Voters overwhelmingly passed Sunnyside's first school district levy in 2000 with 74.7 percent voting in favor. The levy rate was $1.53 per $1,000 of assessed property value in 2001. The money from the levy goes to fund a variety of district activities, said Cole.

The district is seeking a small increase from the $1.2 million levy approved in 2000. The 2004 levy is for $1.4 million. The bond issue before voters will be for $11 million. If the bond issue is approved, the district will qualify for reimbursement monies from the state, which would make a minimum of $40 million available for construction and remodels.

Currently, Cole explained, patrons are only paying for the levy, not the bond voters approved in the past. The district pays for the bond using excess revenue dollars from the general fund.

Cole said the district for years left untouched millions of dollars in untapped levy equalization money from the state because it didn't have a levy. The state provides school districts with levy equalization money to bring them up to par with funding received in the King County school districts.

The bond portion of what the district is proposing to the voters involves several different projects, said Cole.

Cole said the bond issue will help in the construction of two new schools and the modernization of two others.

Cole said the district is looking to build a new middle school, sixth through eighth grades, and a new kindergarten through fifth grade elementary school. The bond will also cover the modernization of Washington Elementary School and Sunnyside High School. Cole said the projects will be completed in the order above because of the funding cycle from the state.

With the new make-up, there will be two middle schools, which will be entirely separate from one another, said Cole. The high school will also be different as the ninth grade will be separated from the rest of the student body in a learning academy type setting. Cole said the freshmen will still be able to take part in all high school activities. The remaining buildings in the school district will then become kindergarten through fifth grade buildings.
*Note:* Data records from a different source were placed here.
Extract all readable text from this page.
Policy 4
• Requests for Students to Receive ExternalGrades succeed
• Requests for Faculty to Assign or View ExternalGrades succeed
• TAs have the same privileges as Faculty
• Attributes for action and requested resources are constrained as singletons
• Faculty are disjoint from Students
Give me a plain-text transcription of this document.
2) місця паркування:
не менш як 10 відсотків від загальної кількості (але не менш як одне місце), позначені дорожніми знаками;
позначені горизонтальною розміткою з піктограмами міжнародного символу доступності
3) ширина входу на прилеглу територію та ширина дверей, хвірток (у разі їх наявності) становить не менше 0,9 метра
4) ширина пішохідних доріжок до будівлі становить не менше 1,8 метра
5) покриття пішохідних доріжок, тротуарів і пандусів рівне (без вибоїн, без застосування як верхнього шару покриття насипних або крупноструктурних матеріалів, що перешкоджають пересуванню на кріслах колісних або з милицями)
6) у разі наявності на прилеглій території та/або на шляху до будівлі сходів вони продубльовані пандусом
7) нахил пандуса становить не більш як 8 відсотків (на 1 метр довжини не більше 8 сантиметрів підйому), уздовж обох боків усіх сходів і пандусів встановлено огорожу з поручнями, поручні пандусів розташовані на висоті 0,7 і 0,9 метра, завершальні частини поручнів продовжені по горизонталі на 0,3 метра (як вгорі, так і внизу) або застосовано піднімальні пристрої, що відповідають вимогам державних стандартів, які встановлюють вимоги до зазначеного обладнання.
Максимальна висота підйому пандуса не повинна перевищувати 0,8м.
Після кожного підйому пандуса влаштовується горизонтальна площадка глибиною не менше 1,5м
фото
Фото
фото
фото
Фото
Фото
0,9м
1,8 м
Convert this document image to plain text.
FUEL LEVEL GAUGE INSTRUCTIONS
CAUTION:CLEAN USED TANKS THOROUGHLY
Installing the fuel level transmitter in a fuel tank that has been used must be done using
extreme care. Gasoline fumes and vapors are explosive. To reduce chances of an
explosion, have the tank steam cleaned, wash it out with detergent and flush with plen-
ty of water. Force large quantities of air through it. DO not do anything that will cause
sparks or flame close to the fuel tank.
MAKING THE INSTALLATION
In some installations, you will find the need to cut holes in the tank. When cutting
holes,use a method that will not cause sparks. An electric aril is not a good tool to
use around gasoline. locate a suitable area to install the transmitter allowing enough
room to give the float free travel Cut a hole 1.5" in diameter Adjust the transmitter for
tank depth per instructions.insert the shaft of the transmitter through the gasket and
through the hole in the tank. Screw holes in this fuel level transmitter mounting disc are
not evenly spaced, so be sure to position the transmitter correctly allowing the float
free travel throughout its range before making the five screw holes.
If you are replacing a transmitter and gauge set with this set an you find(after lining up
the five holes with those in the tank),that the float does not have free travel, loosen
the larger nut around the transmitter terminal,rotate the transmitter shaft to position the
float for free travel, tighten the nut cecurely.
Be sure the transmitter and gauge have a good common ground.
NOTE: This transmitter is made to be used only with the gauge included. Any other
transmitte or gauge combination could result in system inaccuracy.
The district opted to run a bond issue because of the increasing student population. In 1993, the school district had a head count (actual students in classrooms) of 4,508. The enrollment in 2003 was 5,442 students. Enrollment is projected to increase to 6,291 students by 2008. Cole said the district has increased by roughly 100 students every year for the past few years.

"Every time you have 100 kids that is five teachers and five classrooms," said Cole.

The district is also running a bond issue to get away from the use of portables to house students. Sunnyside currently has 47 portables, said Cole, many of which are more than 20 years old.

The district will generate about $3.7 million in equalization dollars if the $1.4 million levy is passed.

Sunnyside uses the levy dollars to help pay for some unfunded district activities, such as athletics and safety and security issues. Cole said one benefit of passing the levy is the district will be able to keep its student resource officers.

District patrons are going to see a 15¢ per $1,000 of assessed value increase to cover the bond indebtedness from constructing Pioneer School. For a nickel more, pointed out Cole, the district will gain a total of about $46 million in revenues if voters pass both the 2004 levy and bond issues.

Cole explained district patrons would be saving money and getting a lot in return by approving the coming measure, since the school board has agreed to only collect the levy from voters. If the new bond cost were passed on to local patrons, the assessment would be $4.99 per $1,000 of assessed value. Cole said the amount collected on the levy could actually be less if the valuation of the school district changes. Sunnyside School District has a current valuation of $844 million.

The interesting part to the whole bond/levy issue is that if it fails, said Cole, district patrons will see their taxes go up 15¢ per $1,000 of assessed property value to pay for the bond debt the district already has on the books. Cole said the district can't afford to pay for the existing bond debt without the levy passing. Cole said for an additional 5¢ per $1,000 of assessed value the school district will be able to meet its needs and better serve students for years to come.